Part C is asking for precisely the opposite of that. It says that you're at high temperature, meaning the system is mass transfer limited because the rate constant is very high on the left side of the graph. Then it says that you slow mass transfer down even more, so of course you'll be even more mass limited. I'm fairly confident that my previous post gave the correct answer to the problem.
If part C were truly asking what happens in the absence of mass transfer effects, the answer would be "nothing" because the change described in part C only affects mass transfer, not reaction rates.
I wrote my previous answer during a phone interview, so I thought maybe I took my analogy the wrong direction and was off track. I went back and worked out the problem for steady-state diffusion through a boundary layer of thickness t with a first-order reaction occurring at the wall. I'm pretty sure I was actually correct before, though I agree the results might seem a bit counter-intuitive (I think this is because of the semi-log axes used with an inverse x-axis, which makes interpretation a bit tricky).
The concentration profile is simply
C=(C_bulk-C_0)*(x/t)+C_0,
where C_0 is the concentration at the wall. The deposition rate is just
r=k*C_0
since I assumed a first-order reaction. Since, at steady state, the flux through the boundary layer must be equal to the rate of reaction (conservation of mass), the concentration at the wall is given by
C_0=C_bulk/(1+k*t/D).
I'm using k for the rate constant and D for the diffusivity. Since both k and D are activated processes, their temperature dependence may be modeled using an Arrhenius relationship:
k=k_0 exp(-k_a/(R*T))
and
D=D_0 exp(-D_a/(R*T))
From the data given in part C of the problem, k_0=0.85 (not worrying about units at this point), and you can choose the other parameters (D_0, k_a, and D_a) to get a figure that looks similar to the one in the problem statement. Then, if you assume no mass transfer resistance (i.e.

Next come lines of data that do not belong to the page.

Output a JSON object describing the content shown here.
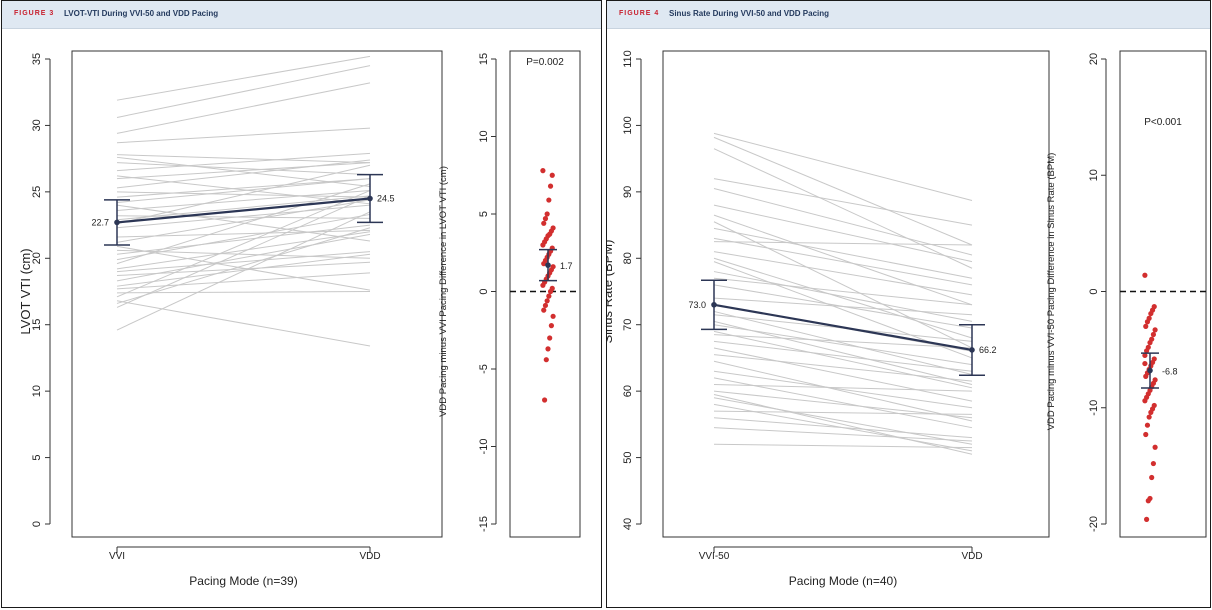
{
  "colors": {
    "header_bg": "#dfe8f2",
    "fig_label": "#c8202e",
    "title": "#243a5e",
    "mean_line": "#2c3655",
    "spaghetti": "#c8c8c8",
    "dot": "#d22f2f"
  },
  "chart_data": [
    {
      "type": "line",
      "figure_label": "FIGURE 3",
      "title": "LVOT-VTI During VVI-50 and VDD Pacing",
      "main": {
        "categories": [
          "VVI",
          "VDD"
        ],
        "xlabel": "Pacing Mode (n=39)",
        "ylabel": "LVOT VTI (cm)",
        "ylim": [
          0,
          35
        ],
        "yticks": [
          "0",
          "5",
          "10",
          "15",
          "20",
          "25",
          "30",
          "35"
        ],
        "pairs": [
          [
            31.9,
            35.2
          ],
          [
            30.6,
            34.5
          ],
          [
            29.4,
            33.2
          ],
          [
            28.7,
            29.8
          ],
          [
            27.8,
            27.2
          ],
          [
            27.6,
            25.4
          ],
          [
            27.2,
            26.3
          ],
          [
            26.6,
            27.9
          ],
          [
            26.2,
            24.1
          ],
          [
            26.0,
            27.2
          ],
          [
            25.3,
            27.4
          ],
          [
            25.0,
            24.6
          ],
          [
            24.6,
            26.0
          ],
          [
            24.2,
            26.0
          ],
          [
            24.0,
            21.3
          ],
          [
            23.6,
            25.1
          ],
          [
            23.2,
            23.0
          ],
          [
            22.9,
            24.7
          ],
          [
            22.6,
            27.0
          ],
          [
            22.3,
            24.0
          ],
          [
            21.6,
            22.1
          ],
          [
            21.2,
            24.4
          ],
          [
            20.9,
            17.6
          ],
          [
            20.6,
            20.0
          ],
          [
            20.3,
            22.5
          ],
          [
            19.9,
            23.3
          ],
          [
            19.6,
            25.6
          ],
          [
            19.2,
            22.0
          ],
          [
            19.0,
            20.5
          ],
          [
            18.7,
            19.7
          ],
          [
            18.3,
            21.8
          ],
          [
            17.9,
            20.3
          ],
          [
            17.7,
            18.9
          ],
          [
            17.4,
            17.5
          ],
          [
            17.1,
            25.1
          ],
          [
            16.8,
            13.4
          ],
          [
            16.6,
            22.3
          ],
          [
            16.3,
            24.7
          ],
          [
            14.6,
            23.5
          ]
        ],
        "mean": [
          22.7,
          24.5
        ],
        "mean_labels": [
          "22.7",
          "24.5"
        ],
        "ci": [
          [
            21.0,
            24.4
          ],
          [
            22.7,
            26.3
          ]
        ]
      },
      "diff": {
        "ylabel": "VDD Pacing minus VVI Pacing Difference in LVOT VTI (cm)",
        "ylim": [
          -15,
          15
        ],
        "yticks": [
          "-15",
          "-10",
          "-5",
          "0",
          "5",
          "10",
          "15"
        ],
        "pvalue": "P=0.002",
        "mean": 1.7,
        "mean_label": "1.7",
        "ci": [
          0.7,
          2.7
        ],
        "values": [
          7.8,
          7.5,
          6.8,
          5.9,
          5.0,
          4.7,
          4.4,
          4.1,
          3.9,
          3.7,
          3.6,
          3.4,
          3.2,
          3.0,
          2.8,
          2.6,
          2.4,
          2.2,
          2.0,
          1.8,
          1.6,
          1.4,
          1.2,
          1.0,
          0.8,
          0.6,
          0.4,
          0.2,
          0.0,
          -0.3,
          -0.6,
          -0.9,
          -1.2,
          -1.6,
          -2.2,
          -3.0,
          -3.7,
          -4.4,
          -7.0
        ]
      }
    },
    {
      "type": "line",
      "figure_label": "FIGURE 4",
      "title": "Sinus Rate During VVI-50 and VDD Pacing",
      "main": {
        "categories": [
          "VVI-50",
          "VDD"
        ],
        "xlabel": "Pacing Mode (n=40)",
        "ylabel": "Sinus Rate (BPM)",
        "ylim": [
          40,
          110
        ],
        "yticks": [
          "40",
          "50",
          "60",
          "70",
          "80",
          "90",
          "100",
          "110"
        ],
        "pairs": [
          [
            98.8,
            88.7
          ],
          [
            98.2,
            82.0
          ],
          [
            96.5,
            78.5
          ],
          [
            92.0,
            85.0
          ],
          [
            90.5,
            80.5
          ],
          [
            88.0,
            79.5
          ],
          [
            86.5,
            73.0
          ],
          [
            85.5,
            66.5
          ],
          [
            84.5,
            77.0
          ],
          [
            83.0,
            76.0
          ],
          [
            82.5,
            82.0
          ],
          [
            81.0,
            74.5
          ],
          [
            80.0,
            68.0
          ],
          [
            79.5,
            65.0
          ],
          [
            78.0,
            70.5
          ],
          [
            77.0,
            73.0
          ],
          [
            76.0,
            69.5
          ],
          [
            74.0,
            71.5
          ],
          [
            73.0,
            66.0
          ],
          [
            72.0,
            62.5
          ],
          [
            71.5,
            67.5
          ],
          [
            70.5,
            61.0
          ],
          [
            70.0,
            64.0
          ],
          [
            69.0,
            60.5
          ],
          [
            68.5,
            66.5
          ],
          [
            67.5,
            63.0
          ],
          [
            66.5,
            58.5
          ],
          [
            65.5,
            61.5
          ],
          [
            64.5,
            55.5
          ],
          [
            63.0,
            57.5
          ],
          [
            62.0,
            54.5
          ],
          [
            61.0,
            60.0
          ],
          [
            60.0,
            56.0
          ],
          [
            59.0,
            52.0
          ],
          [
            58.0,
            51.0
          ],
          [
            57.0,
            56.5
          ],
          [
            56.0,
            53.0
          ],
          [
            54.5,
            52.5
          ],
          [
            52.0,
            51.5
          ],
          [
            59.5,
            50.5
          ]
        ],
        "mean": [
          73.0,
          66.2
        ],
        "mean_labels": [
          "73.0",
          "66.2"
        ],
        "ci": [
          [
            69.3,
            76.7
          ],
          [
            62.4,
            70.0
          ]
        ]
      },
      "diff": {
        "ylabel": "VDD Pacing minus VVI-50 Pacing Difference in Sinus Rate (BPM)",
        "ylim": [
          -20,
          20
        ],
        "yticks": [
          "-20",
          "-10",
          "0",
          "10",
          "20"
        ],
        "pvalue": "P<0.001",
        "mean": -6.8,
        "mean_label": "-6.8",
        "ci": [
          -8.3,
          -5.3
        ],
        "values": [
          1.4,
          -1.3,
          -1.6,
          -1.9,
          -2.3,
          -2.6,
          -3.0,
          -3.3,
          -3.7,
          -4.1,
          -4.4,
          -4.8,
          -5.1,
          -5.5,
          -5.8,
          -6.1,
          -6.4,
          -6.7,
          -7.0,
          -7.3,
          -7.6,
          -7.9,
          -8.2,
          -8.5,
          -8.8,
          -9.1,
          -9.4,
          -9.8,
          -10.1,
          -10.4,
          -10.8,
          -11.5,
          -12.3,
          -13.4,
          -14.8,
          -16.0,
          -17.8,
          -18.0,
          -19.6,
          -6.2
        ]
      }
    }
  ]
}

C_0=C_bulk for all T), you will see that the upper plateau is actually the rate in absence of mass transfer effects.
edit: I think most people would tend to assume that the temperature influences the reaction rate much more heavily than the diffusivity, but this is usually not the case since the diffusivity also rises rapidly with temperature. You will achieve the same result if you model the diffusivity as a power law of temperature as suggested approximately by the kinetic theory of gases. But you also get this same qualitative result if you assume that the diffusivity is completely independent of temperature. Like I said, I think the problem is interpreting the figure due to the complex axes.
edit #2: I think another misconception people have about reaction rates is that they increase unbounded. However, from the Arrhenius form given above, it should be clear that as T goes to infinity, k goes to k_0, not infinity (since exp(anything/infinity)=exp(0)=1).